I'm guessing from your earlier questions that you just want to add a second x-axis? If so, this is a completely different thing.
If you want the y-axes linked, then do something like this (somewhat verbose...):
import matplotlib.pyplot as plt
fig, ax = plt.subplots()
newax = ax.twiny()
# Make some room at the bottom
fig.subplots_adjust(bottom=0.20)
# I'm guessing you want them both on the bottom...
newax.set_frame_on(True)
newax.patch.set_visible(False)
newax.xaxis.set_ticks_position('bottom')
newax.xaxis.set_label_position('bottom')
newax.spines['bottom'].set_position(('outward', 40))
ax.plot(range(10), 'r-')
newax.plot(range(21), 'g-')
ax.set_xlabel('Red Thing')
newax.set_xlabel('Green Thing')
plt.show()
If you want to have a hidden, unlinked y-axis, and an entirely new x-axis, then you'd do something like this:
import matplotlib.pyplot as plt
import numpy as np
fig, ax = plt.subplots()
fig.subplots_adjust(bottom=0.2)
newax = fig.add_axes(ax.get_position())
newax.patch.set_visible(False)
newax.yaxis.set_visible(False)
for spinename, spine in newax.spines.iteritems():
if spinename != 'bottom':
spine.set_visible(False)
newax.spines['bottom'].set_position(('outward', 25))
ax.plot(range(10), 'r-')
x = np.linspace(0, 6*np.pi)
newax.plot(x, 0.001 * np.cos(x), 'g-')
plt.show()
Note that the y-axis values for anything plotted on newax are never shown.

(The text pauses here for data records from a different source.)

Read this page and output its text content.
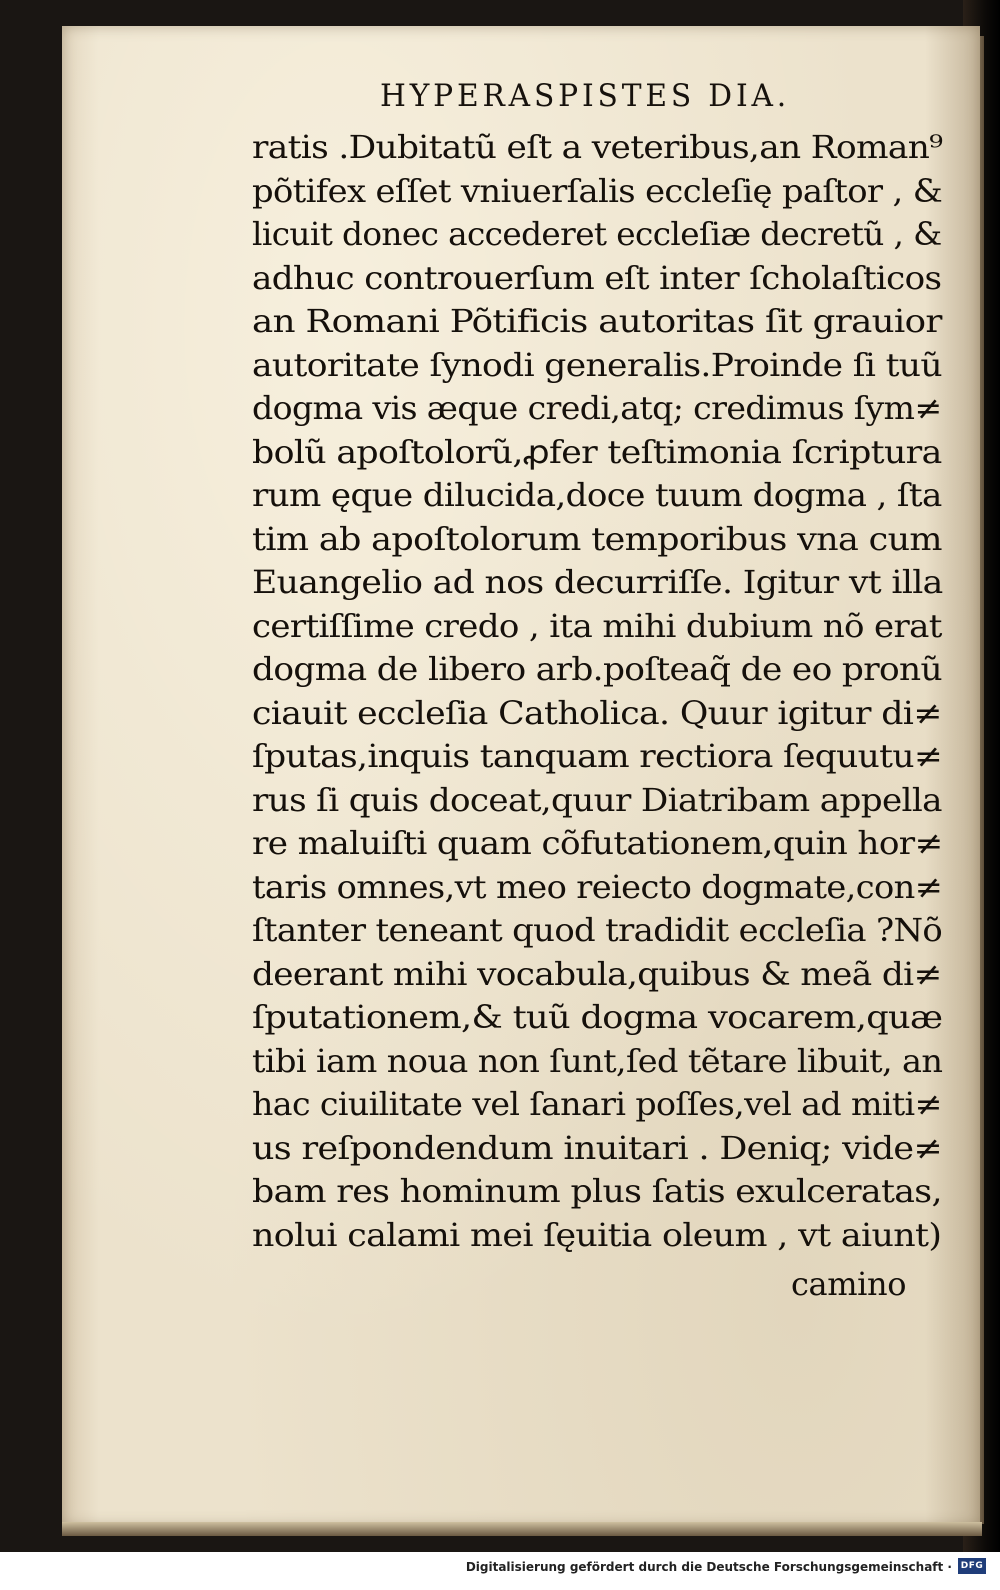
HYPERASPISTES DIA.
ratis .Dubitatũ eſt a veteribus,an Roman⁹
põtifex eſſet vniuerſalis eccleſię paſtor , &
licuit donec accederet eccleſiæ decretũ , &
adhuc controuerſum eſt inter ſcholaſticos
an Romani Põtificis autoritas ſit grauior
autoritate ſynodi generalis.Proinde ſi tuũ
dogma vis æque credi,atq; credimus ſym≠
bolũ apoſtolorũ,ꝓfer teſtimonia ſcriptura
rum ęque dilucida,doce tuum dogma , ſta
tim ab apoſtolorum temporibus vna cum
Euangelio ad nos decurriſſe. Igitur vt illa
certiſſime credo , ita mihi dubium nõ erat
dogma de libero arb.poſteaq̃ de eo pronũ
ciauit eccleſia Catholica. Quur igitur di≠
ſputas,inquis tanquam rectiora ſequutu≠
rus ſi quis doceat,quur Diatribam appella
re maluiſti quam cõfutationem,quin hor≠
taris omnes,vt meo reiecto dogmate,con≠
ſtanter teneant quod tradidit eccleſia ?Nõ
deerant mihi vocabula,quibus & meã di≠
ſputationem,& tuũ dogma vocarem,quæ
tibi iam noua non ſunt,ſed tẽtare libuit, an
hac ciuilitate vel ſanari poſſes,vel ad miti≠
us reſpondendum inuitari . Deniq; vide≠
bam res hominum plus ſatis exulceratas,
nolui calami mei ſęuitia oleum , vt aiunt)
camino
Digitalisierung gefördert durch die Deutsche Forschungsgemeinschaft · DFG
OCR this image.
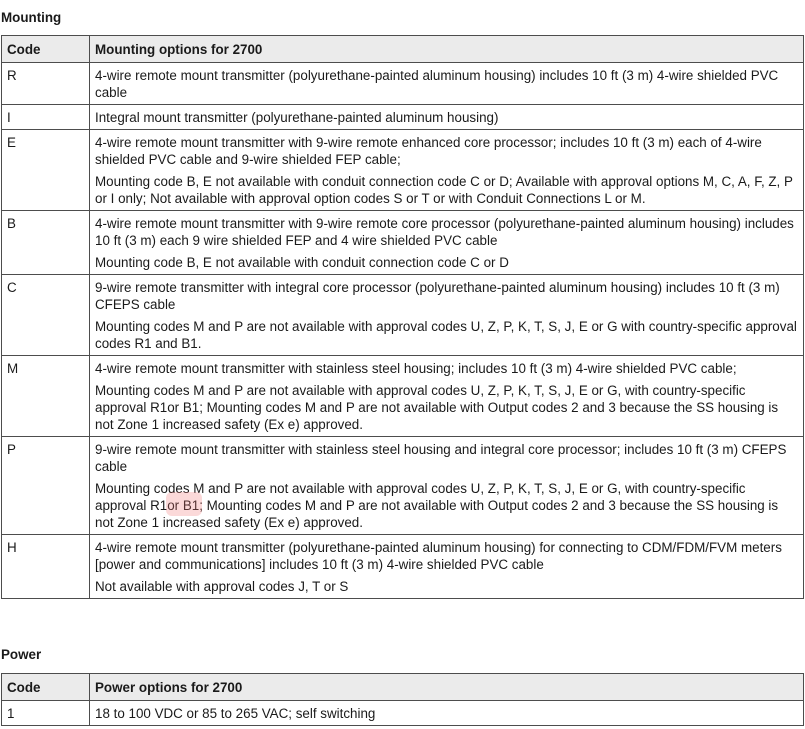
Mounting
Code	Mounting options for 2700
R	4-wire remote mount transmitter (polyurethane-painted aluminum housing) includes 10 ft (3 m) 4-wire shielded PVC cable

I	Integral mount transmitter (polyurethane-painted aluminum housing)

E	4-wire remote mount transmitter with 9-wire remote enhanced core processor; includes 10 ft (3 m) each of 4-wire shielded PVC cable and 9-wire shielded FEP cable;

Mounting code B, E not available with conduit connection code C or D; Available with approval options M, C, A, F, Z, P or I only; Not available with approval option codes S or T or with Conduit Connections L or M.

B	4-wire remote mount transmitter with 9-wire remote core processor (polyurethane-painted aluminum housing) includes 10 ft (3 m) each 9 wire shielded FEP and 4 wire shielded PVC cable

Mounting code B, E not available with conduit connection code C or D

C	9-wire remote transmitter with integral core processor (polyurethane-painted aluminum housing) includes 10 ft (3 m) CFEPS cable

Mounting codes M and P are not available with approval codes U, Z, P, K, T, S, J, E or G with country-specific approval codes R1 and B1.

M	4-wire remote mount transmitter with stainless steel housing; includes 10 ft (3 m) 4-wire shielded PVC cable;

Mounting codes M and P are not available with approval codes U, Z, P, K, T, S, J, E or G, with country-specific approval R1or B1; Mounting codes M and P are not available with Output codes 2 and 3 because the SS housing is not Zone 1 increased safety (Ex e) approved.

P	9-wire remote mount transmitter with stainless steel housing and integral core processor; includes 10 ft (3 m) CFEPS cable

Mounting codes M and P are not available with approval codes U, Z, P, K, T, S, J, E or G, with country-specific approval R1or B1; Mounting codes M and P are not available with Output codes 2 and 3 because the SS housing is not Zone 1 increased safety (Ex e) approved.

H	4-wire remote mount transmitter (polyurethane-painted aluminum housing) for connecting to CDM/FDM/FVM meters [power and communications] includes 10 ft (3 m) 4-wire shielded PVC cable

Not available with approval codes J, T or S

Power
Code	Power options for 2700
1	18 to 100 VDC or 85 to 265 VAC; self switching
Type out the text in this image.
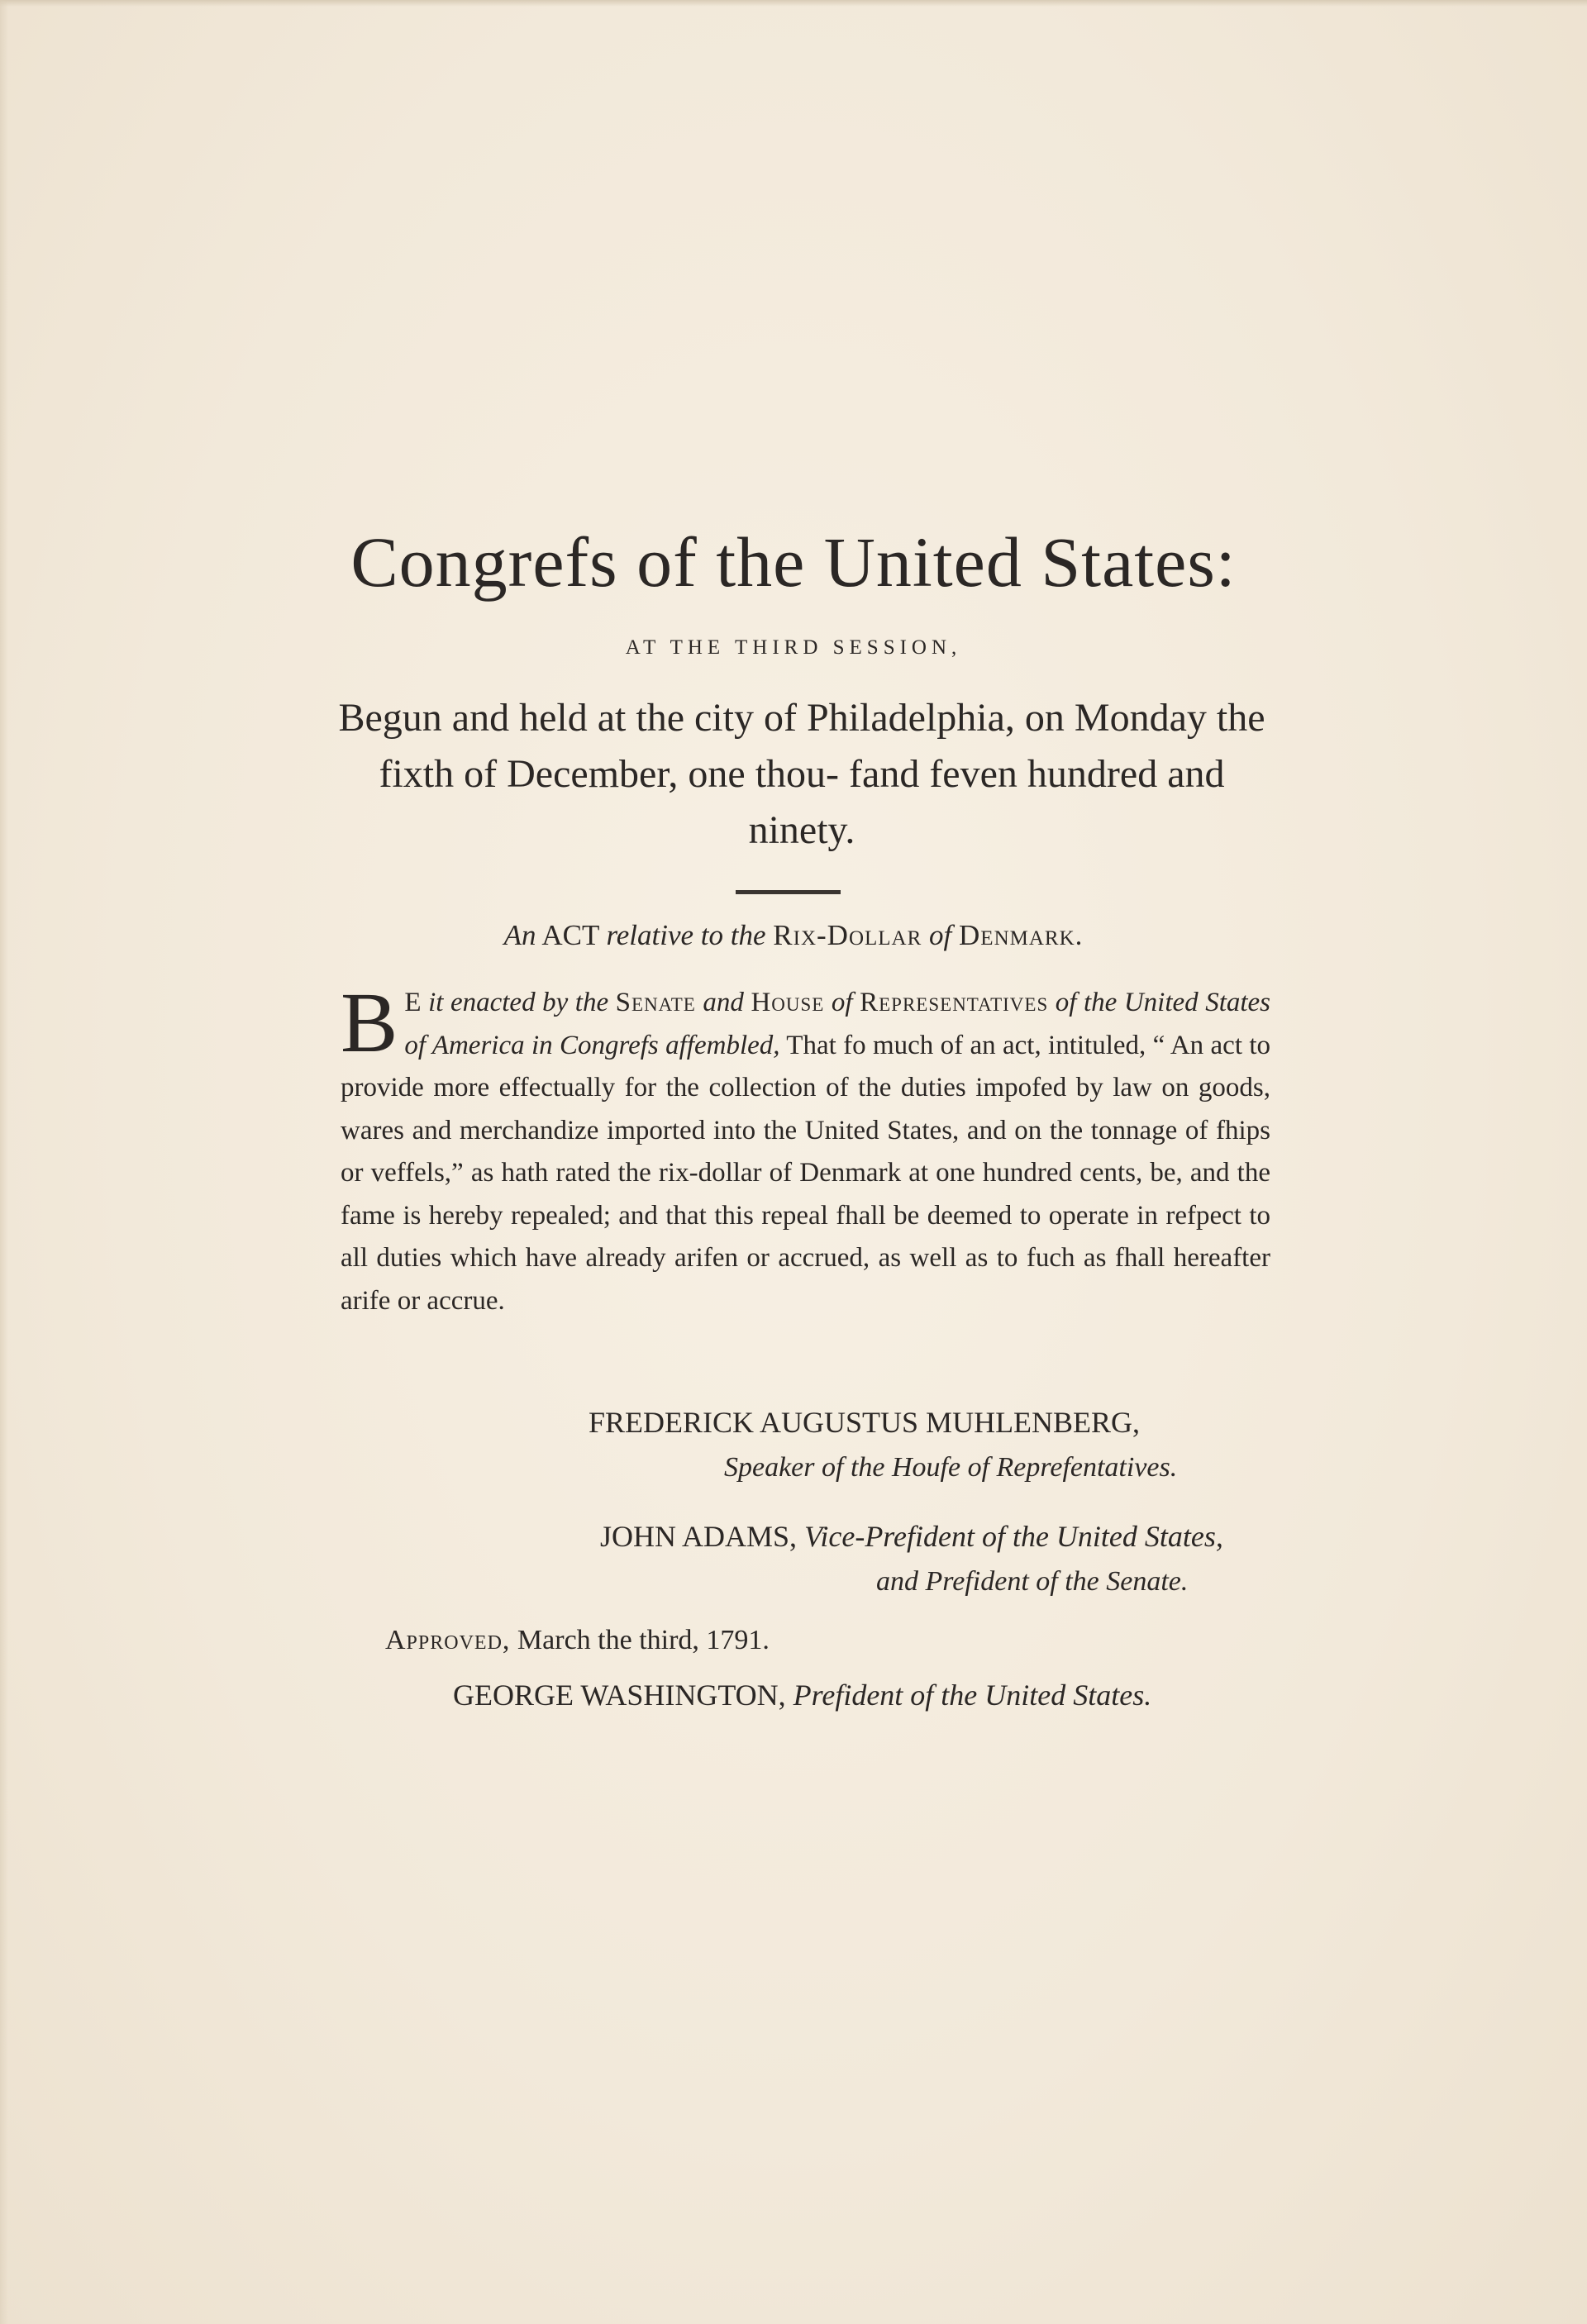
Congrefs of the United States:
AT THE THIRD SESSION,
Begun and held at the city of Philadelphia, on Monday the fixth of December, one thou- fand feven hundred and ninety.
An ACT relative to the Rix-Dollar of Denmark.
B E it enacted by the Senate and House of Representatives of the United States of America in Congrefs affembled, That fo much of an act, intituled, “ An act to provide more effectually for the collection of the duties impofed by law on goods, wares and merchandize imported into the United States, and on the tonnage of fhips or veffels,” as hath rated the rix-dollar of Denmark at one hundred cents, be, and the fame is hereby repealed; and that this repeal fhall be deemed to operate in refpect to all duties which have already arifen or accrued, as well as to fuch as fhall hereafter arife or accrue.
FREDERICK AUGUSTUS MUHLENBERG,
Speaker of the Houfe of Reprefentatives.
JOHN ADAMS, Vice-Prefident of the United States,
and Prefident of the Senate.
Approved, March the third, 1791.
GEORGE WASHINGTON, Prefident of the United States.
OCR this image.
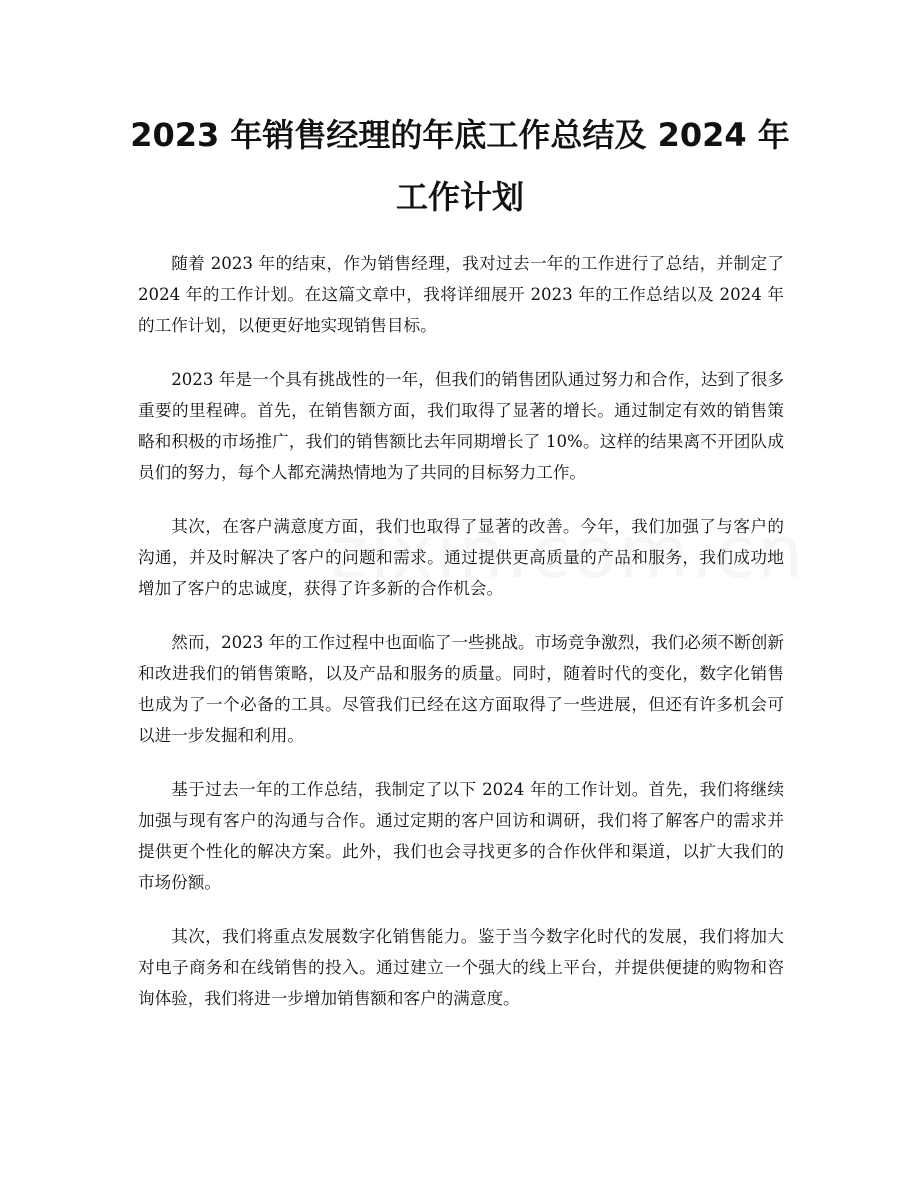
2023 年销售经理的年底工作总结及 2024 年
工作计划

随着 2023 年的结束，作为销售经理，我对过去一年的工作进行了总结，并制定了 2024 年的工作计划。在这篇文章中，我将详细展开 2023 年的工作总结以及 2024 年的工作计划，以便更好地实现销售目标。

2023 年是一个具有挑战性的一年，但我们的销售团队通过努力和合作，达到了很多重要的里程碑。首先，在销售额方面，我们取得了显著的增长。通过制定有效的销售策略和积极的市场推广，我们的销售额比去年同期增长了 10%。这样的结果离不开团队成员们的努力，每个人都充满热情地为了共同的目标努力工作。

其次，在客户满意度方面，我们也取得了显著的改善。今年，我们加强了与客户的沟通，并及时解决了客户的问题和需求。通过提供更高质量的产品和服务，我们成功地增加了客户的忠诚度，获得了许多新的合作机会。

然而，2023 年的工作过程中也面临了一些挑战。市场竞争激烈，我们必须不断创新和改进我们的销售策略，以及产品和服务的质量。同时，随着时代的变化，数字化销售也成为了一个必备的工具。尽管我们已经在这方面取得了一些进展，但还有许多机会可以进一步发掘和利用。

基于过去一年的工作总结，我制定了以下 2024 年的工作计划。首先，我们将继续加强与现有客户的沟通与合作。通过定期的客户回访和调研，我们将了解客户的需求并提供更个性化的解决方案。此外，我们也会寻找更多的合作伙伴和渠道，以扩大我们的市场份额。

其次，我们将重点发展数字化销售能力。鉴于当今数字化时代的发展，我们将加大对电子商务和在线销售的投入。通过建立一个强大的线上平台，并提供便捷的购物和咨询体验，我们将进一步增加销售额和客户的满意度。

If you wanted, you could even take this one step further, and have independent x and y axes (I'm not quite sure what the point of it would be, but it looks neat...):
import matplotlib.pyplot as plt
import numpy as np
fig, ax = plt.subplots()
fig.subplots_adjust(bottom=0.2, right=0.85)
newax = fig.add_axes(ax.get_position())
newax.patch.set_visible(False)
newax.yaxis.set_label_position('right')
newax.yaxis.set_ticks_position('right')
newax.spines['bottom'].set_position(('outward', 35))
ax.plot(range(10), 'r-')
ax.set_xlabel('Red X-axis', color='red')
ax.set_ylabel('Red Y-axis', color='red')
x = np.linspace(0, 6*np.pi)
newax.plot(x, 0.001 * np.cos(x), 'g-')
newax.set_xlabel('Green X-axis', color='green')
newax.set_ylabel('Green Y-axis', color='green')
plt.show()
You can also just add an extra spine at the bottom of the plot. Sometimes this is easier, especially if you don't want ticks or numerical things along it. Not to plug one of my own answers too much, but there's an example of that here: How do I plot multiple X or Y axes in matplotlib?
As one last thing, be sure to look at the parasite axes examples if you want to have the different x and y axes linked through a specific transformation.